売り場で想起してもらうことを目指して
──具体的な運用方法を教えてください。
中村:日常の投稿に加え、週に3回、UGC対応としてお客様からのコメントにもできるだけ返信するようにしています。双方のコミュニケーションを通じて、お客様がどの商品や話題に興味を持っているのかを把握し、今後の発信にも活かしています。
──日常の投稿はどのような内容ですか。
中村:季節ごとの暮らしの悩みや、生活に役立つ豆知識が中心です。衣替えの時季、ダニが気になる時季など、暮らしの中で関心が高まるタイミングに合わせて出しています。
丸野:日用品の購入の判断は売り場で起きることが多いので、店頭で「そういえばXで見たな」と思い出して手に取ってもらえる状態を作ることが、地道ですが重要だと考えています。
──キャンペーンについてはどう設計していますか。
丸野:キャンペーンを実施すると一時的にフォロワーは増えますが、キャンペーンの参加を目的にフォローした方は、その後にフォローを外される方も少なくありません。そのため、フォロワー数の獲得自体を目的にしたキャンペーンは実施しない方針です。実施する場合は、何かしらの付加価値をつけて、喜んでもらえる内容にすることを意識しています。
「中の人」を、どう継ぐか
──個人のキャラクターに依存しやすい「中の人」アカウントは、担当者が変わる際に資産をどう継承するかが課題になります。エステーでは、その運用をどう引き継いできたのでしょうか。
丸野:今まで築いてきたアカウントの個性や、お客様とのつながりは、エステーにとって大切な財産だと考えています。だからこそ、担当者が変わるたびにゼロから作り直すのではなく、それまで積み重ねてきたやり取りや空気感を次の担当者へ丁寧に引き継いできました。アカウントの形は少しずつ変化しても、長く応援してくださっている方々との関係性は、変わらず大切にしています。
中村:運用が特定の担当者個人に依存する形にはしたくないという思いがありました。だからこそ、誰が担当しても同じ判断ができる「仕組み」を作ることにしました。運用にあたってはペルソナをかなり細かく設定していて、「中の人」の人格も、エステーを人にたとえたらどんな言葉遣いをするか、どんな反応をするかというレベルまで決めています。
──その人格はどのように決めたのですか。
中村:ベースになっているのは、2024年に制定したパーパス「こころに響くアイデアで、ふとした瞬間を、ふふっと笑顔に。」です。広報・宣伝チーム内でパーパスに関するワークショップを行った際の社員が持つ会社への思いを言語化した資料があったので、それをアカウントの人格に落とし込みました。

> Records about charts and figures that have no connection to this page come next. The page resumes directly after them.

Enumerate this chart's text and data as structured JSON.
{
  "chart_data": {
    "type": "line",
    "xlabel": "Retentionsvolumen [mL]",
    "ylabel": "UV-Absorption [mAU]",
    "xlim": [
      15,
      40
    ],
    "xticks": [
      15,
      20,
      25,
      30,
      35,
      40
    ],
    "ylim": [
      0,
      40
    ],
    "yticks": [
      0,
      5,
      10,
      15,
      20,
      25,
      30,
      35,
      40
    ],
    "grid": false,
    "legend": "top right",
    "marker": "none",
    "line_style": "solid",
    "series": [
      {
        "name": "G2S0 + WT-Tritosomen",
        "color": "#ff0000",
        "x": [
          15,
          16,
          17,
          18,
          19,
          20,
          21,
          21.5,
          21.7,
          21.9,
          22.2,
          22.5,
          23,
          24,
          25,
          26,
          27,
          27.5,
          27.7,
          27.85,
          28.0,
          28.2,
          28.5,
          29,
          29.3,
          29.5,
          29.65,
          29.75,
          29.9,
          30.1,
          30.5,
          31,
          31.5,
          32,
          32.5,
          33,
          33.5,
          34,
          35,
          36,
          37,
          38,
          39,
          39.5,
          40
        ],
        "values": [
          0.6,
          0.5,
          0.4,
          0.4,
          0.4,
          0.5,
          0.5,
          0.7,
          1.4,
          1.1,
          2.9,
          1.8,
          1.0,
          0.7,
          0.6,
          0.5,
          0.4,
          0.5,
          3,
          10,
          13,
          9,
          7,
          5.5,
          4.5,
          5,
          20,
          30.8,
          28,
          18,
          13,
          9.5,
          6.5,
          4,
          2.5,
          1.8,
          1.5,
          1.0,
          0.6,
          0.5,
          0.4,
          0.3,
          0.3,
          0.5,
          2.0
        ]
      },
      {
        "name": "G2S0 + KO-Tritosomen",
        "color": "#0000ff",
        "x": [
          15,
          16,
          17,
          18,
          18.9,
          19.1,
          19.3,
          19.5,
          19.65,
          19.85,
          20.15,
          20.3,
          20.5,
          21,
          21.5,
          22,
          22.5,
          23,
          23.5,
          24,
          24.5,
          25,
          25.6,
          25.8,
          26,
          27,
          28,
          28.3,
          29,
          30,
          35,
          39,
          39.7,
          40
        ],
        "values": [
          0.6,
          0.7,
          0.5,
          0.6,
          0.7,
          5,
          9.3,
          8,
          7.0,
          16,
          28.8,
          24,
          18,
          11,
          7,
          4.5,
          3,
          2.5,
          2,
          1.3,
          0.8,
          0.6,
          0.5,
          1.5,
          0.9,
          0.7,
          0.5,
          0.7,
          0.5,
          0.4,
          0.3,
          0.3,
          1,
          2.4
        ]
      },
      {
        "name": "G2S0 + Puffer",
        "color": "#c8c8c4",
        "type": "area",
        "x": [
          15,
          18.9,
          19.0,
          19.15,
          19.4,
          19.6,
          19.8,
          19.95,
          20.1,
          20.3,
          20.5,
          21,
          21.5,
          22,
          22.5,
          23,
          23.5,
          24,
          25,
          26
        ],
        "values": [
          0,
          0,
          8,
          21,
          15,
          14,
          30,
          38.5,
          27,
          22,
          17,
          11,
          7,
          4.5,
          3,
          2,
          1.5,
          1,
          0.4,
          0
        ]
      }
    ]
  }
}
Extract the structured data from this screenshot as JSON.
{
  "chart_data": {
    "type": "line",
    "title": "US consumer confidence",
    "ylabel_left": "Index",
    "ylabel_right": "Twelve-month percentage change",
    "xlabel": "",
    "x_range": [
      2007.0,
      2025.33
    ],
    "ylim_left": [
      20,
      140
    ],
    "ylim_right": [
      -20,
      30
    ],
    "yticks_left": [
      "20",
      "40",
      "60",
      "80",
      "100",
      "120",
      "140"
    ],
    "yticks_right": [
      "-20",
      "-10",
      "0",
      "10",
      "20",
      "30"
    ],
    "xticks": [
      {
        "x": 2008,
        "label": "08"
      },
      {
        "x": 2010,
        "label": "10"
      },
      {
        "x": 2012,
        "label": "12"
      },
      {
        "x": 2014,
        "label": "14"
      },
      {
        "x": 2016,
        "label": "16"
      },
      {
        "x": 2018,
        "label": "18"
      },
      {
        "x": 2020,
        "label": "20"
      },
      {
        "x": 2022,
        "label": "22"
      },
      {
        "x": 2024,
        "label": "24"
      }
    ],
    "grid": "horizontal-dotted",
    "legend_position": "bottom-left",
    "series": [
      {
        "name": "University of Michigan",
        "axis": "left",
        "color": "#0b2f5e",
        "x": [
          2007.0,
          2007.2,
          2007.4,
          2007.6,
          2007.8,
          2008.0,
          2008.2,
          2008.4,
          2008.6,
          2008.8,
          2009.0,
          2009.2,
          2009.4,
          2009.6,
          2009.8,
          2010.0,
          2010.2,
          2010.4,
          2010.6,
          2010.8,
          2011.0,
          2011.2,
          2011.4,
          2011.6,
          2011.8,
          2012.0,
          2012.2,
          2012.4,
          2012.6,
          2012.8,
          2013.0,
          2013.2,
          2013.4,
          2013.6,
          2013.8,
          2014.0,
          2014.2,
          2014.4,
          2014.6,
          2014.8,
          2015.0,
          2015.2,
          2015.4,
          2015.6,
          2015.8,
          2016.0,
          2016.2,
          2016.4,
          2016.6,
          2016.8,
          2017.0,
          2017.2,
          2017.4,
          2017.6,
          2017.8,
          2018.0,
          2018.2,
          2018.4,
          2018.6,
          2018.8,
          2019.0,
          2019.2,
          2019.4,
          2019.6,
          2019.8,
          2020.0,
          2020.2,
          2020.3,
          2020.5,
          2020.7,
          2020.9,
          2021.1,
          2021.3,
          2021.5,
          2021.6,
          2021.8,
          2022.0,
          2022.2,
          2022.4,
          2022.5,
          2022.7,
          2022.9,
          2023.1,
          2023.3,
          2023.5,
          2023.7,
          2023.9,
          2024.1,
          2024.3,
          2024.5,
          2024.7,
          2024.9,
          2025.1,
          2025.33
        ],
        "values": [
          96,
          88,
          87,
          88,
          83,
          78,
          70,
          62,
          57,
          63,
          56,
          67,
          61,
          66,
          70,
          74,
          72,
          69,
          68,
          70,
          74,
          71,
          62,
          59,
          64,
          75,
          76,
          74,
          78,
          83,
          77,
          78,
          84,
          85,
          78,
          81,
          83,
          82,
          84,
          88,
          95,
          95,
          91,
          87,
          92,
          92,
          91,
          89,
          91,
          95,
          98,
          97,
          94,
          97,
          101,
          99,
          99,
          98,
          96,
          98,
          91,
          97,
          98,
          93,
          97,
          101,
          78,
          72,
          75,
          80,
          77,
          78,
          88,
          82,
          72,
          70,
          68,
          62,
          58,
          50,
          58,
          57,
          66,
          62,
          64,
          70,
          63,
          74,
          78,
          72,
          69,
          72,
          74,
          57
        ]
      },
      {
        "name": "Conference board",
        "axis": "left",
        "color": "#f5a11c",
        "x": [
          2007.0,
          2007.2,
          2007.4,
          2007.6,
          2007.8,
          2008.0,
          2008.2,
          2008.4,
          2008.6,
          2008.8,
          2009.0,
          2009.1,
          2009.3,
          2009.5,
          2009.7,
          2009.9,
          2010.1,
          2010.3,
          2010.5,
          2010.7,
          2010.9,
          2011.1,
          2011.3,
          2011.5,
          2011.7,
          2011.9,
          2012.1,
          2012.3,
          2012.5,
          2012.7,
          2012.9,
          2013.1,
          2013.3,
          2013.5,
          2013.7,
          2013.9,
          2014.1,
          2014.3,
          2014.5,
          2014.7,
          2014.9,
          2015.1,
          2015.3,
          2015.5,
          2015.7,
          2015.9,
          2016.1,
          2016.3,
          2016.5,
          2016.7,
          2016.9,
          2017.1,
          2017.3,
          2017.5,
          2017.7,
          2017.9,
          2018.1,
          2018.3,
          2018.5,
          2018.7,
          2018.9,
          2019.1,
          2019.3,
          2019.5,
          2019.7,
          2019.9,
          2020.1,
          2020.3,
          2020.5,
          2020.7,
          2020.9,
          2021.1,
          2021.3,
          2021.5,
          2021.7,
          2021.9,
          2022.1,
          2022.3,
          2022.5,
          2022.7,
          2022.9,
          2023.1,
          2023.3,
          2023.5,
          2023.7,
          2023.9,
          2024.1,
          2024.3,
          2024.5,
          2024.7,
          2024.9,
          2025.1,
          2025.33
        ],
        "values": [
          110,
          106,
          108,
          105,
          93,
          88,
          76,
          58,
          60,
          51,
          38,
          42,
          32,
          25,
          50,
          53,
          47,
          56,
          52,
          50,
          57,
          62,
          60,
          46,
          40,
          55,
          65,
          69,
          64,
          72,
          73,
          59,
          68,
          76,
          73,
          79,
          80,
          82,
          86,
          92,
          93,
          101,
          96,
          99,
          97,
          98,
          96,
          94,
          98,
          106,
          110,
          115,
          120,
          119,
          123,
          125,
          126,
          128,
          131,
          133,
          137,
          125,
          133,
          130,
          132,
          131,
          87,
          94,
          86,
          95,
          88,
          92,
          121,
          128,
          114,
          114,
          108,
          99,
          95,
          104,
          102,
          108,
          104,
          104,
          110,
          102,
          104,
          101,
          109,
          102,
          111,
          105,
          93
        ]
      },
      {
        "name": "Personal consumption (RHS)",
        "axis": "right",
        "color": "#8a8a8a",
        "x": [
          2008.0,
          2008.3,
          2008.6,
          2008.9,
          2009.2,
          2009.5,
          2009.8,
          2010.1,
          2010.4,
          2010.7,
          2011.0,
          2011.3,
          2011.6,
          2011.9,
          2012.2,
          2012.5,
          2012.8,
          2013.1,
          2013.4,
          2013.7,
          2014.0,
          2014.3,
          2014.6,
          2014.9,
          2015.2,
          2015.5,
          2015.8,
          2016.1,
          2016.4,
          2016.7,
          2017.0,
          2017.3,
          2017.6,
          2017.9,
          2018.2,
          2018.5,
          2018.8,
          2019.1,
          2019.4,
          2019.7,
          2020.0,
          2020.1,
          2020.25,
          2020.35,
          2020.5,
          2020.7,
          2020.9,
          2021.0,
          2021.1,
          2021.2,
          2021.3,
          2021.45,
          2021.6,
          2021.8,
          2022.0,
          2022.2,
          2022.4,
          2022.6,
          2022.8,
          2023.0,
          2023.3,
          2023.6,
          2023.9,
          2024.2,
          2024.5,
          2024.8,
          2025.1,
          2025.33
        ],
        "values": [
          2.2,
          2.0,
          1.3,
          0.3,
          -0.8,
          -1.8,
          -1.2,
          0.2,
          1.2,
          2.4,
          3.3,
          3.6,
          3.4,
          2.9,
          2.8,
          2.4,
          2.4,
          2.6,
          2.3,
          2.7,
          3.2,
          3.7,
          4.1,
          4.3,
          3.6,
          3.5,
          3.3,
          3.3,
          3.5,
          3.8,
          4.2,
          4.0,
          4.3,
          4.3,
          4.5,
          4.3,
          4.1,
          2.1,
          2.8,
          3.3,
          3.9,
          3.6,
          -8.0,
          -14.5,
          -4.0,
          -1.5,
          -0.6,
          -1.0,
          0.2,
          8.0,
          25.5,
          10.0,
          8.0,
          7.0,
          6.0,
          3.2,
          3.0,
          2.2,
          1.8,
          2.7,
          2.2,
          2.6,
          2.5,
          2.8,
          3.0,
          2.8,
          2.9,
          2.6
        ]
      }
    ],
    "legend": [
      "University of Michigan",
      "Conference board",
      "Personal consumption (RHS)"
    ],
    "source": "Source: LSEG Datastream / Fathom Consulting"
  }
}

大事にしているのは、パーパスの「ふふっと笑顔」という部分です。声を出して大きく笑っていただくのではなく、少しだけ気持ちが「ふふっと」柔らかくなるような笑顔。この基準が、言葉選びや画像選びの判断軸になります。個人のセンスではなく、この基準が判断のよりどころになっており、その結果としてパーパスを体現するようなXアカウントにしたいと常日頃から意識しています。
丸野:加えて、当社の主なお客様は主婦層が中心なので、お客様と同じ目線に立てるペルソナにしています。中の人個人の色は強く出さずとも、人となりが感じられることで親近感を持ってもらえるよう意識しています。